Forthcoming developments on the workshops site include the $10 million GP Super Clinic, awarded to Pindan, which will be constructed opposite the proposed site of the $360 million Midland Health Campus.
The Midland Health Campus will expand across 8ha and house a 300-bed hospital, construction of which will start in 2012.
The Department of Health recently shortlisted Ramsay Health Care and St John of God Health Care as potential providers to deliver the hospital.
Already in place adjacent to the workshops site is the WA Police Operations Centre and the Woodbridge Lakes residential estate.
The $23 million Western Australian police operations support centre sits within the old workshops and has 7,500 meters of office space, allowing for up to 650 police to be based at the site.

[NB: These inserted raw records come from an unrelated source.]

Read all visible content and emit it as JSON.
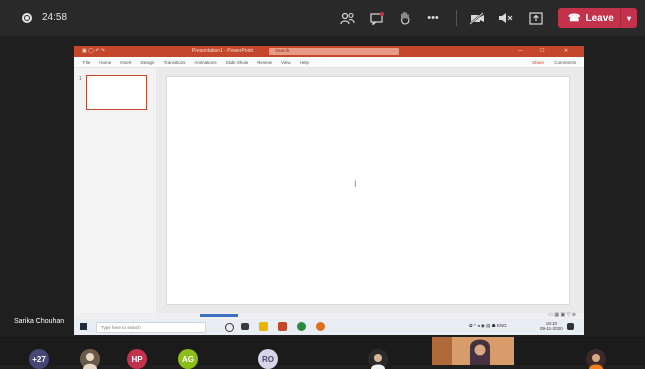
{
  "meeting": {
    "timer": "24:58",
    "leave_label": "Leave"
  },
  "shared_screen": {
    "title": "Presentation1 - PowerPoint",
    "search_placeholder": "Search",
    "ribbon_tabs": [
      "File",
      "Home",
      "Insert",
      "Design",
      "Transitions",
      "Animations",
      "Slide Show",
      "Review",
      "View",
      "Help"
    ],
    "share_label": "Share",
    "comments_label": "Comments",
    "slide_number": "1",
    "taskbar_search": "Type here to search",
    "clock_time": "19:10",
    "clock_date": "09-11-2020",
    "tray_lang": "ENG"
  },
  "presenter_name": "Sarika Chouhan",
  "participants": {
    "more_count": "+27",
    "initials": [
      "HP",
      "AG",
      "RO"
    ]
  },
  "colors": {
    "leave": "#c4314b",
    "ppt_title": "#c4462b",
    "hp": "#c4314b",
    "ag": "#8cbd18",
    "ro": "#d8d4e8",
    "more": "#464775"
  }
}
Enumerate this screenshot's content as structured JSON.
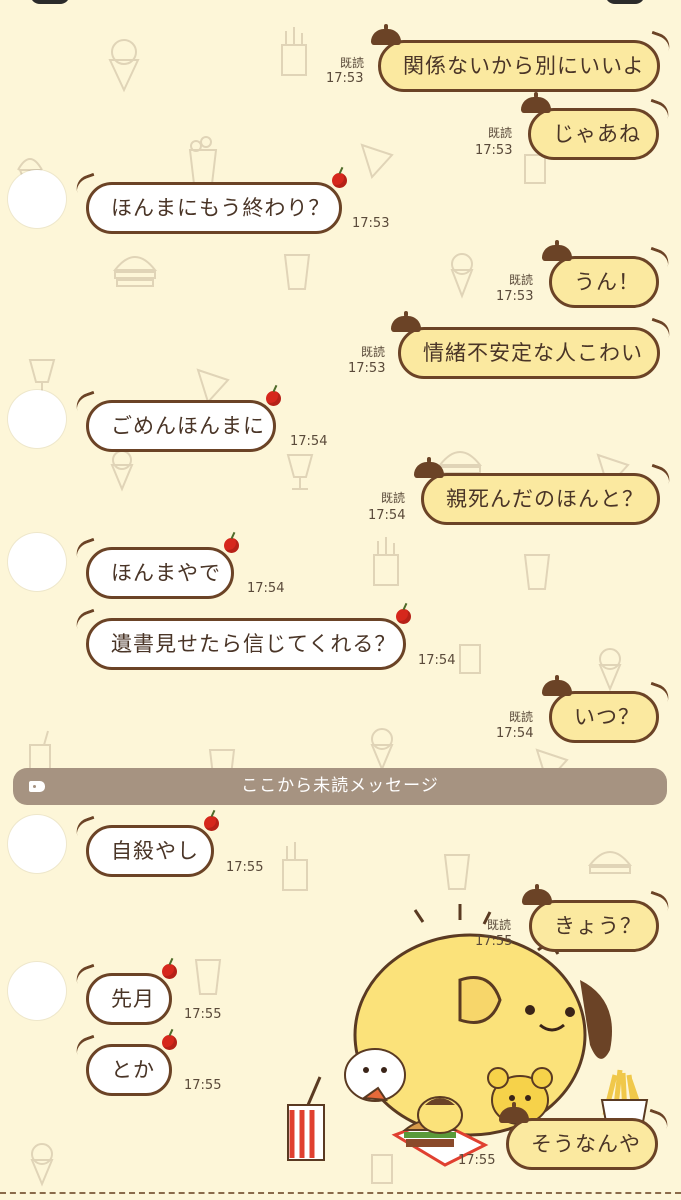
{
  "colors": {
    "background": "#fdf6d8",
    "outgoing_bubble": "#fbe9a0",
    "incoming_bubble": "#ffffff",
    "bubble_border": "#6b4326",
    "unread_divider": "#a69381",
    "cherry": "#d6271c"
  },
  "background_icons": [
    "ice-cream-icon",
    "fries-icon",
    "pizza-icon",
    "burger-icon",
    "popcorn-icon",
    "parfait-icon",
    "soft-serve-icon",
    "drink-icon"
  ],
  "unread_divider": {
    "label": "ここから未読メッセージ",
    "icon": "tag-icon"
  },
  "messages": [
    {
      "side": "out",
      "text": "関係ないから別にいいよ",
      "time": "17:53",
      "read": "既読"
    },
    {
      "side": "out",
      "text": "じゃあね",
      "time": "17:53",
      "read": "既読"
    },
    {
      "side": "in",
      "text": "ほんまにもう終わり？",
      "time": "17:53"
    },
    {
      "side": "out",
      "text": "うん！",
      "time": "17:53",
      "read": "既読"
    },
    {
      "side": "out",
      "text": "情緒不安定な人こわい",
      "time": "17:53",
      "read": "既読"
    },
    {
      "side": "in",
      "text": "ごめんほんまに",
      "time": "17:54"
    },
    {
      "side": "out",
      "text": "親死んだのほんと？",
      "time": "17:54",
      "read": "既読"
    },
    {
      "side": "in",
      "text": "ほんまやで",
      "time": "17:54"
    },
    {
      "side": "in",
      "text": "遺書見せたら信じてくれる？",
      "time": "17:54"
    },
    {
      "side": "out",
      "text": "いつ？",
      "time": "17:54",
      "read": "既読"
    },
    {
      "side": "in",
      "text": "自殺やし",
      "time": "17:55"
    },
    {
      "side": "out",
      "text": "きょう？",
      "time": "17:55",
      "read": "既読"
    },
    {
      "side": "in",
      "text": "先月",
      "time": "17:55"
    },
    {
      "side": "in",
      "text": "とか",
      "time": "17:55"
    },
    {
      "side": "out",
      "text": "そうなんや",
      "time": "17:55"
    }
  ],
  "sticker": {
    "icon": "pompompurin-sticker-icon"
  }
}
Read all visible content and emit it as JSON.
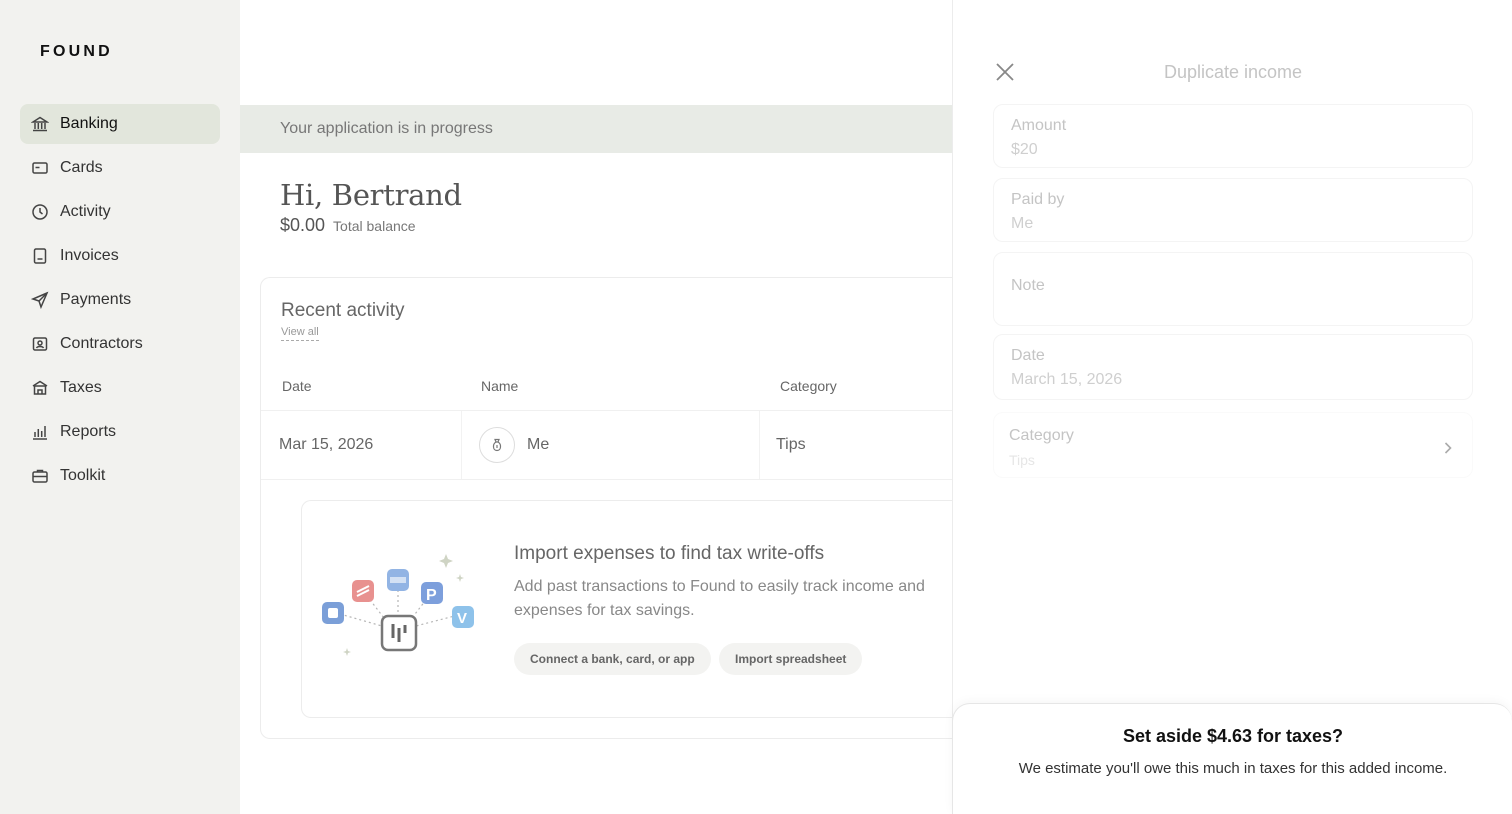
{
  "brand": {
    "logo": "FOUND"
  },
  "sidebar": {
    "items": [
      {
        "label": "Banking",
        "icon": "bank-icon",
        "active": true
      },
      {
        "label": "Cards",
        "icon": "card-icon"
      },
      {
        "label": "Activity",
        "icon": "clock-icon"
      },
      {
        "label": "Invoices",
        "icon": "invoice-icon"
      },
      {
        "label": "Payments",
        "icon": "send-icon"
      },
      {
        "label": "Contractors",
        "icon": "contractor-icon"
      },
      {
        "label": "Taxes",
        "icon": "taxes-icon"
      },
      {
        "label": "Reports",
        "icon": "bar-chart-icon"
      },
      {
        "label": "Toolkit",
        "icon": "briefcase-icon"
      }
    ]
  },
  "main": {
    "banner": "Your application is in progress",
    "greeting": "Hi, Bertrand",
    "balance_amount": "$0.00",
    "balance_label": "Total balance",
    "activity": {
      "title": "Recent activity",
      "view_all": "View all",
      "columns": [
        "Date",
        "Name",
        "Category"
      ],
      "rows": [
        {
          "date": "Mar 15, 2026",
          "name": "Me",
          "category": "Tips"
        }
      ]
    },
    "import": {
      "title": "Import expenses to find tax write-offs",
      "description": "Add past transactions to Found to easily track income and expenses for tax savings.",
      "connect_label": "Connect a bank, card, or app",
      "spreadsheet_label": "Import spreadsheet"
    }
  },
  "panel": {
    "title": "Duplicate income",
    "fields": {
      "amount": {
        "label": "Amount",
        "value": "$20"
      },
      "paid_by": {
        "label": "Paid by",
        "value": "Me"
      },
      "note": {
        "label": "Note",
        "value": ""
      },
      "date": {
        "label": "Date",
        "value": "March 15, 2026"
      },
      "category": {
        "label": "Category",
        "value": "Tips"
      }
    }
  },
  "tax_prompt": {
    "title": "Set aside $4.63 for taxes?",
    "description": "We estimate you'll owe this much in taxes for this added income."
  },
  "colors": {
    "sidebar_bg": "#f2f2ef",
    "active_item": "#e2e6dc",
    "banner_bg": "#e8ebe6"
  }
}
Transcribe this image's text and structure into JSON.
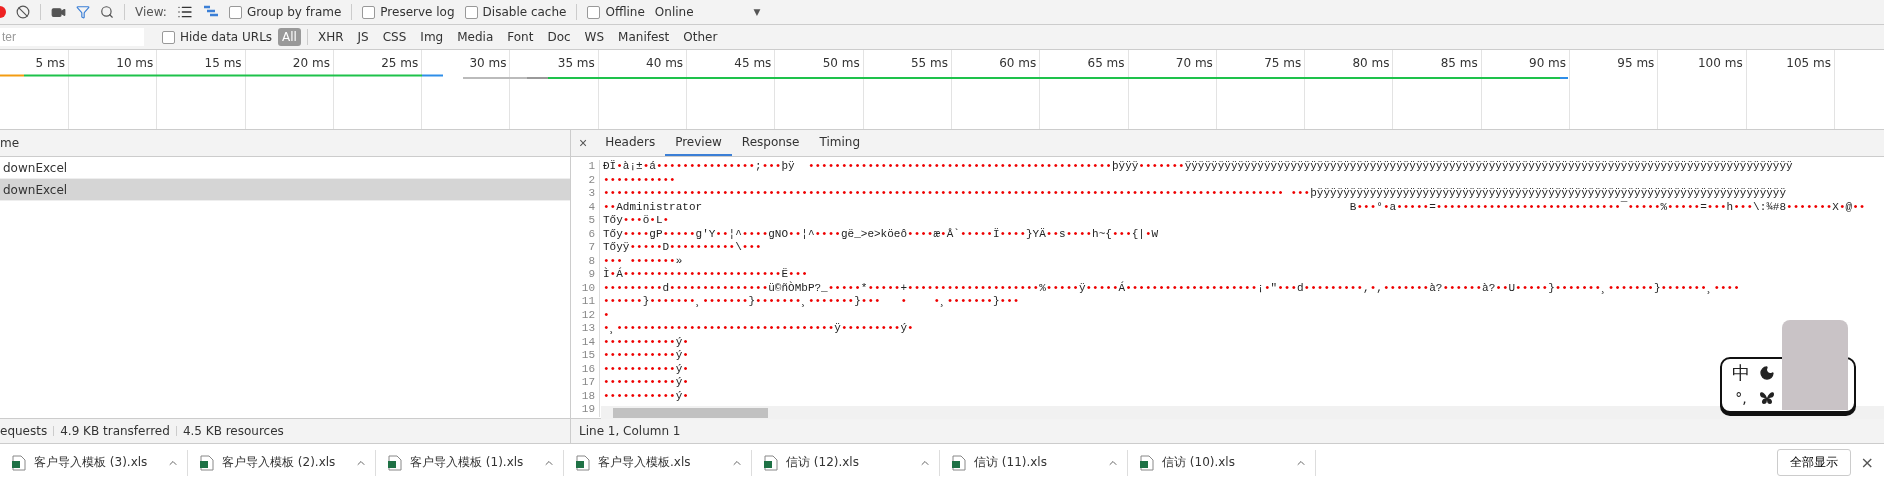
{
  "toolbar": {
    "recording": true,
    "filter_active": true,
    "view_label": "View:",
    "view_buttons": [
      {
        "kind": "list",
        "selected": false
      },
      {
        "kind": "waterfall",
        "selected": true
      }
    ],
    "checkboxes": [
      {
        "label": "Group by frame",
        "checked": false
      },
      {
        "label": "Preserve log",
        "checked": false
      },
      {
        "label": "Disable cache",
        "checked": false
      },
      {
        "label": "Offline",
        "checked": false
      }
    ],
    "throttle": {
      "value": "Online",
      "arrow": "▼"
    }
  },
  "filter_bar": {
    "placeholder": "ter",
    "hide_data_urls": {
      "label": "Hide data URLs",
      "checked": false
    },
    "types": [
      {
        "label": "All",
        "selected": true
      },
      {
        "label": "XHR",
        "selected": false
      },
      {
        "label": "JS",
        "selected": false
      },
      {
        "label": "CSS",
        "selected": false
      },
      {
        "label": "Img",
        "selected": false
      },
      {
        "label": "Media",
        "selected": false
      },
      {
        "label": "Font",
        "selected": false
      },
      {
        "label": "Doc",
        "selected": false
      },
      {
        "label": "WS",
        "selected": false
      },
      {
        "label": "Manifest",
        "selected": false
      },
      {
        "label": "Other",
        "selected": false
      }
    ]
  },
  "timeline": {
    "ticks": [
      "5 ms",
      "10 ms",
      "15 ms",
      "20 ms",
      "25 ms",
      "30 ms",
      "35 ms",
      "40 ms",
      "45 ms",
      "50 ms",
      "55 ms",
      "60 ms",
      "65 ms",
      "70 ms",
      "75 ms",
      "80 ms",
      "85 ms",
      "90 ms",
      "95 ms",
      "100 ms",
      "105 ms"
    ]
  },
  "requests": {
    "column": "me",
    "rows": [
      {
        "name": "downExcel",
        "selected": false
      },
      {
        "name": "downExcel",
        "selected": true
      }
    ]
  },
  "detail": {
    "close": "×",
    "tabs": [
      {
        "label": "Headers",
        "selected": false
      },
      {
        "label": "Preview",
        "selected": true
      },
      {
        "label": "Response",
        "selected": false
      },
      {
        "label": "Timing",
        "selected": false
      }
    ],
    "lines": [
      {
        "number": "1",
        "text": "ÐÏ•à¡±•á•••••••••••••••;•••þÿ  ••••••••••••••••••••••••••••••••••••••••••••••þÿÿÿ•••••••ÿÿÿÿÿÿÿÿÿÿÿÿÿÿÿÿÿÿÿÿÿÿÿÿÿÿÿÿÿÿÿÿÿÿÿÿÿÿÿÿÿÿÿÿÿÿÿÿÿÿÿÿÿÿÿÿÿÿÿÿÿÿÿÿÿÿÿÿÿÿÿÿÿÿÿÿÿÿÿÿÿÿÿÿÿÿÿÿÿÿÿÿ"
      },
      {
        "number": "2",
        "text": "•••••••••••"
      },
      {
        "number": "3",
        "text": "••••••••••••••••••••••••••••••••••••••••••••••••••••••••••••••••••••••••••••••••••••••••••••••••••••••• •••þÿÿÿÿÿÿÿÿÿÿÿÿÿÿÿÿÿÿÿÿÿÿÿÿÿÿÿÿÿÿÿÿÿÿÿÿÿÿÿÿÿÿÿÿÿÿÿÿÿÿÿÿÿÿÿÿÿÿÿÿÿÿÿÿÿÿÿÿÿÿÿ"
      },
      {
        "number": "4",
        "text": "••Administrator                                                                                                  B•••°•a•••••=••••••••••••••••••••••••••••¯•••••%•••••=•••h•••\\:¾#8•••••••X•@••"
      },
      {
        "number": "5",
        "text": "Tőy•••ö•L•"
      },
      {
        "number": "6",
        "text": "Tőy••••gP•••••g'Y••¦^••••gNO••¦^••••gë_>e>köeô••••æ•Å`•••••Ï••••}YÄ••s••••h~{•••{|•W"
      },
      {
        "number": "7",
        "text": "Tőyÿ•••••D••••••••••\\•••"
      },
      {
        "number": "8",
        "text": "••• •••••••»"
      },
      {
        "number": "9",
        "text": "Ì•Á••••••••••••••••••••••••Ë•••"
      },
      {
        "number": "10",
        "text": "•••••••••d•••••••••••••••ü©ñÒMbP?_•••••*•••••+••••••••••••••••••••%•••••ÿ•••••Á••••••••••••••••••••¡•\"•••d•••••••••,•,•••••••à?••••••à?••U•••••}•••••••¸•••••••}•••••••¸••••"
      },
      {
        "number": "11",
        "text": "••••••}•••••••¸•••••••}•••••••¸•••••••}•••   •    •¸•••••••}•••"
      },
      {
        "number": "12",
        "text": "•"
      },
      {
        "number": "13",
        "text": "•¸•••••••••••••••••••••••••••••••••ÿ•••••••••ý•"
      },
      {
        "number": "14",
        "text": "•••••••••••ý•"
      },
      {
        "number": "15",
        "text": "•••••••••••ý•"
      },
      {
        "number": "16",
        "text": "•••••••••••ý•"
      },
      {
        "number": "17",
        "text": "•••••••••••ý•"
      },
      {
        "number": "18",
        "text": "•••••••••••ý•"
      },
      {
        "number": "19"
      }
    ]
  },
  "ime": {
    "mode": "中",
    "punct": "°,"
  },
  "status": {
    "left": [
      "equests",
      "4.9 KB transferred",
      "4.5 KB resources"
    ],
    "right": "Line 1, Column 1"
  },
  "downloads": {
    "items": [
      "客户导入模板 (3).xls",
      "客户导入模板 (2).xls",
      "客户导入模板 (1).xls",
      "客户导入模板.xls",
      "信访 (12).xls",
      "信访 (11).xls",
      "信访 (10).xls"
    ],
    "show_all": "全部显示",
    "close": "×"
  }
}
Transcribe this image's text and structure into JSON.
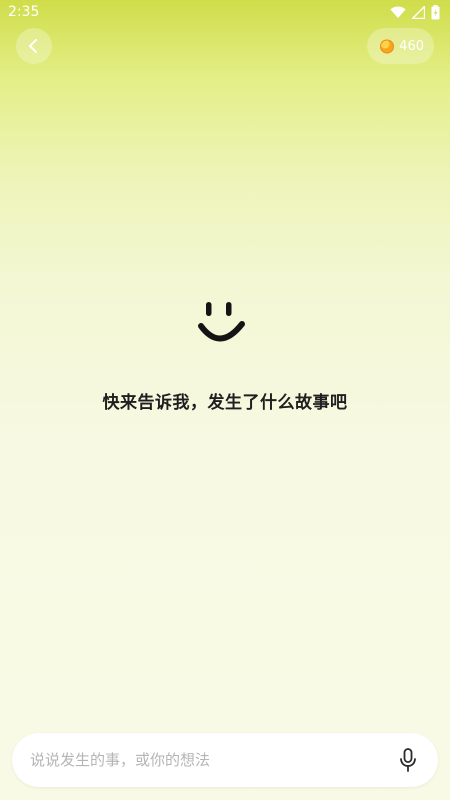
{
  "status_bar": {
    "time": "2:35",
    "icons": [
      "wifi-icon",
      "signal-icon",
      "battery-icon"
    ]
  },
  "header": {
    "back_icon": "chevron-left-icon",
    "coin_icon": "coin-icon",
    "coin_count": "460"
  },
  "main": {
    "emoji_icon": "smiley-icon",
    "prompt": "快来告诉我，发生了什么故事吧"
  },
  "composer": {
    "placeholder": "说说发生的事，或你的想法",
    "value": "",
    "mic_icon": "microphone-icon"
  },
  "colors": {
    "gradient_top": "#cfdd4a",
    "gradient_bottom": "#f8fae6",
    "coin_accent": "#f7a51c"
  }
}
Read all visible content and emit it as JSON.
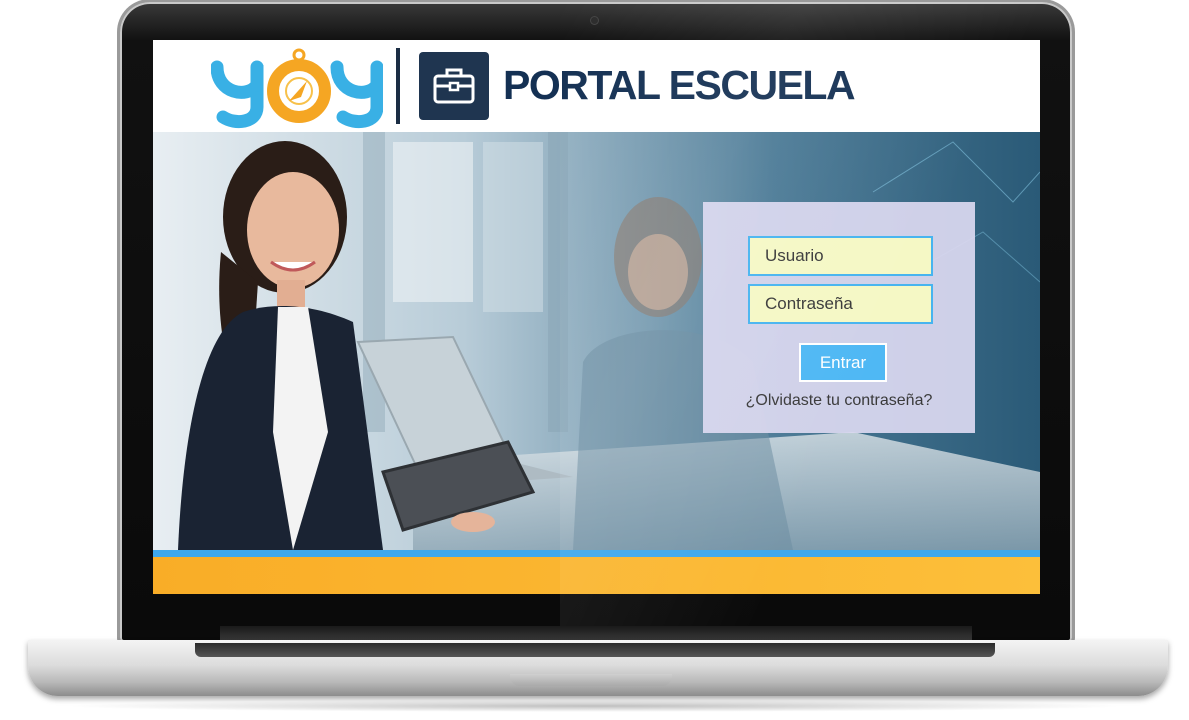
{
  "header": {
    "logo_text": "yoy",
    "portal_title": "PORTAL ESCUELA",
    "briefcase_icon": "briefcase-icon"
  },
  "login": {
    "username_placeholder": "Usuario",
    "password_placeholder": "Contraseña",
    "submit_label": "Entrar",
    "forgot_password_label": "¿Olvidaste tu contraseña?"
  },
  "colors": {
    "brand_navy": "#143053",
    "logo_blue": "#39b0e5",
    "logo_orange": "#f5a623",
    "field_border": "#47b4ef",
    "field_fill": "#f5f8c5",
    "button": "#4fb8f4",
    "footer_blue": "#3fa8ec",
    "footer_orange": "#f9ad27"
  }
}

Woodbridge Lakes, the residential area around the historic Coal Dam on the workshops site, includes an award-winning park and public art.
Diploma Group has started building a 43-apartment block, anticipated to be finalised by mid 2011, while Foundation Housing is nearing completion of its 29 apartments.
“We are trying to provide people who live on the eastern side of the city with a contemporary lifestyle that gives them their ‘Subiaco’,” Mr Kinsella said.
Developing up market residential areas in the city centre would promote a safer night life environment, he suggested.
“With more people living in the town the place will get safer at night and anti-social behaviours will move away because we will be giving the streets back to people who want to enjoy themselves,” Mr Kinsella said.
According to Mr Kinsella, the City of Swan expects to grow by an extra 50,000 residents over the next 15 years.
“We’re slowly changing the town centre of Midland. The City of Swan has a population of 110,000 at the moment and there’s not a very big population that lives in the town centre, so we are trying to create that,” he said.